The manner and circumstances under which Masaraure was arrested and charged clearly raise eyebrows and further  expose the complicity of the police and judiciary in aiding and abetting rule by law and judicial authoritarianism. For instance, Masaraure was arrested on 14 June, just a few weeks after he had won the 2022 Front Line Defenders Award  for Human Rights Defenders at Risk for Africa. Coupled with the fact that he was arrested  just six days before Artuz planned peaceful protests against poor working conditions and  poor salaries for the teachers. Chere was subsequently arrested on 5 July. As expected, both Chere and Masaraure were railroaded into a judicial labyrinth of blatant denial of bail and extensive  pre-trial detentions.

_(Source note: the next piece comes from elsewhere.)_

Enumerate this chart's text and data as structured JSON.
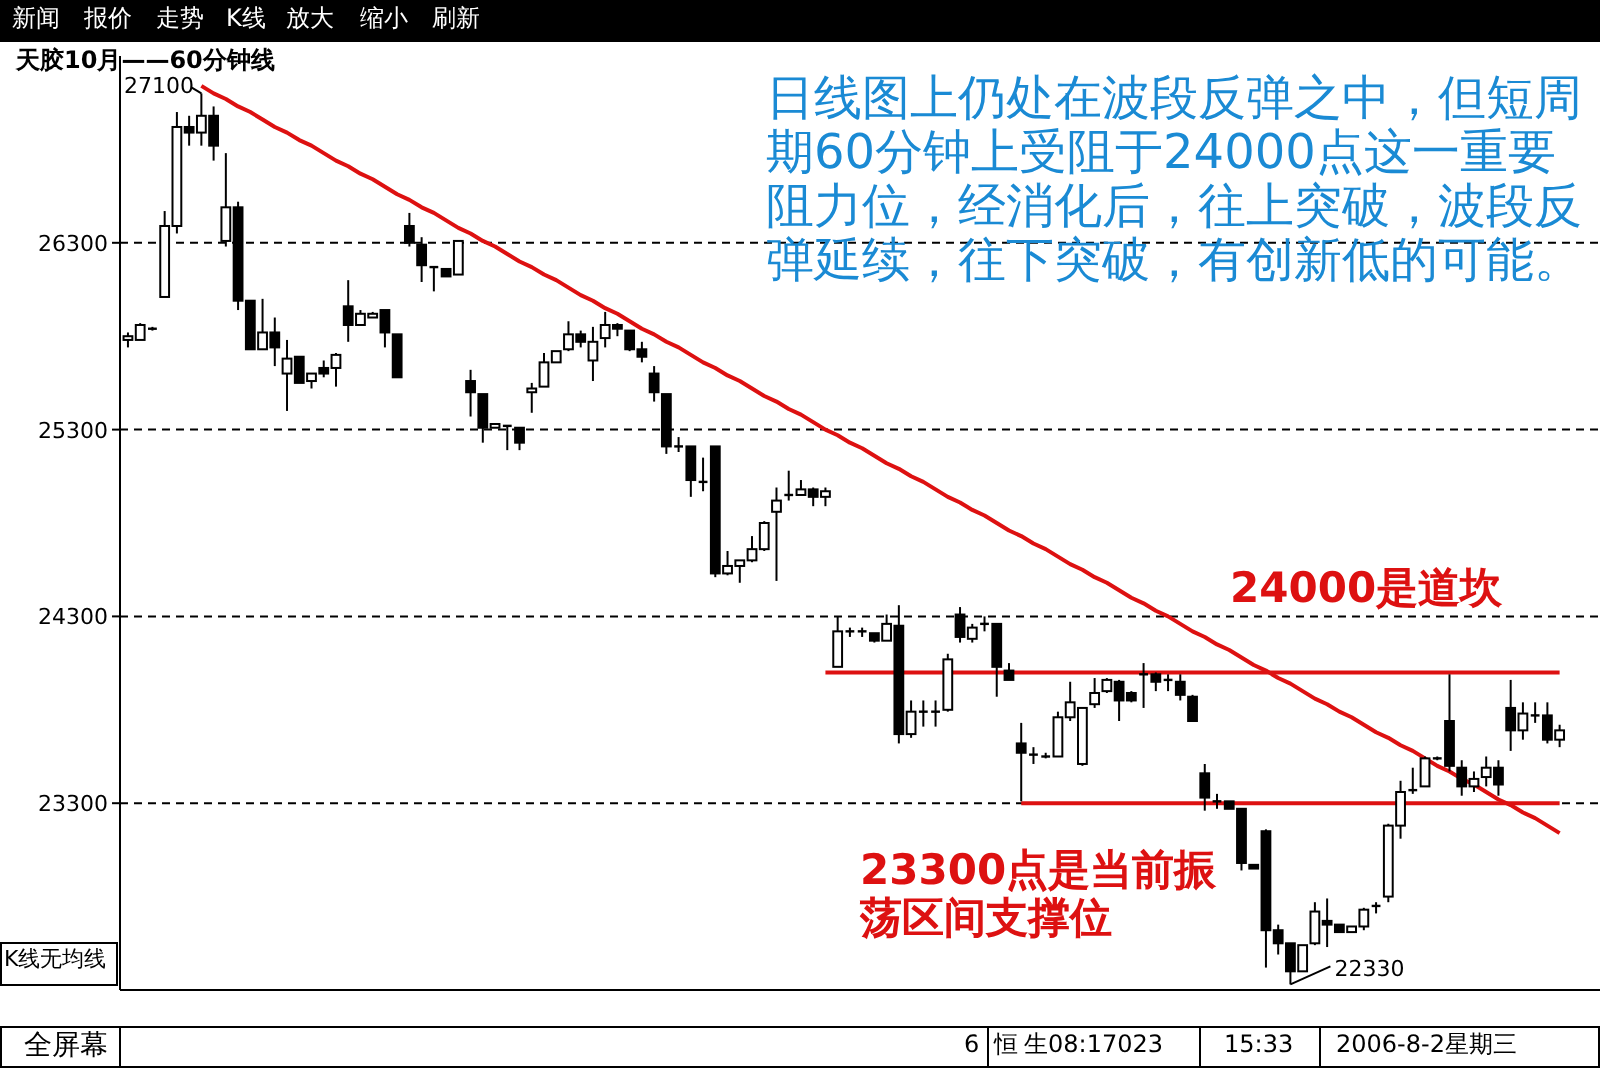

After Masaraure was given brief respite when the High Court on 29 June awarded him bail on the Issa murder case, he was again re-arrested on 7 July. This time, just like Sikhala, he was being charged with obstructing the course of justice. Therefore, this systematic pattern and the extralegal conveyor belt of  arrests, pre-trial detentions, then brief release from remand prison and then rearrested again on other frivolous and baseless grounds, clearly demonstrates a well-drilled and coordinated network of state-driven offensive lawfare. With its  ultimate objectives of keeping the costs of challenging the authoritarian excesses and misgovernance of the Zanu PF government  very high, thereby preventing organisations such as Artuz and its leaders from primarily concentrating on their civic and trade unionism duties. Since they will be internally focused in fighting court battles, thereby  expendenig their resources, energies and time in legal battles rather than in civic and political activism

Conclusion

Lawfare in its offensive form is an essential extralegal toolkit in the hands of a dictatorship. Thus lawfare has been deployed by both colonial dictatorships and post-colonial dictatorship with devastating consequences on the sacrosanct  regime of the rule of law, good governance and human rights. Accordingly, in both historical and contemporary  periods successive Zanu PF governments have relied and deployed  offensive  lawfare against both real and perceived political opponents and human rights defenders, as  part of its authoritarian consolidation brinkmanship.

However, the current Zanu PF government will continue on its unrestrained quest of instrumentalising and weaponising the judiciary against the pro-democratic forces and human rights defenders   as the 2023 general elections draw near. Thus, in an effort to cripple and destabilise the CCC and progressive civil society organisations, we are likely to  witness a number of  opposition leaders, human rights defenders and civil society activists being extralegally arrested and  charged and extraconstitutionally denied bail by the  state.

Consequently,  the doctrine of offensive lawfare is going to be an invaluable oppressive instrument for the Zanu PF government between now and the 2023 general elections.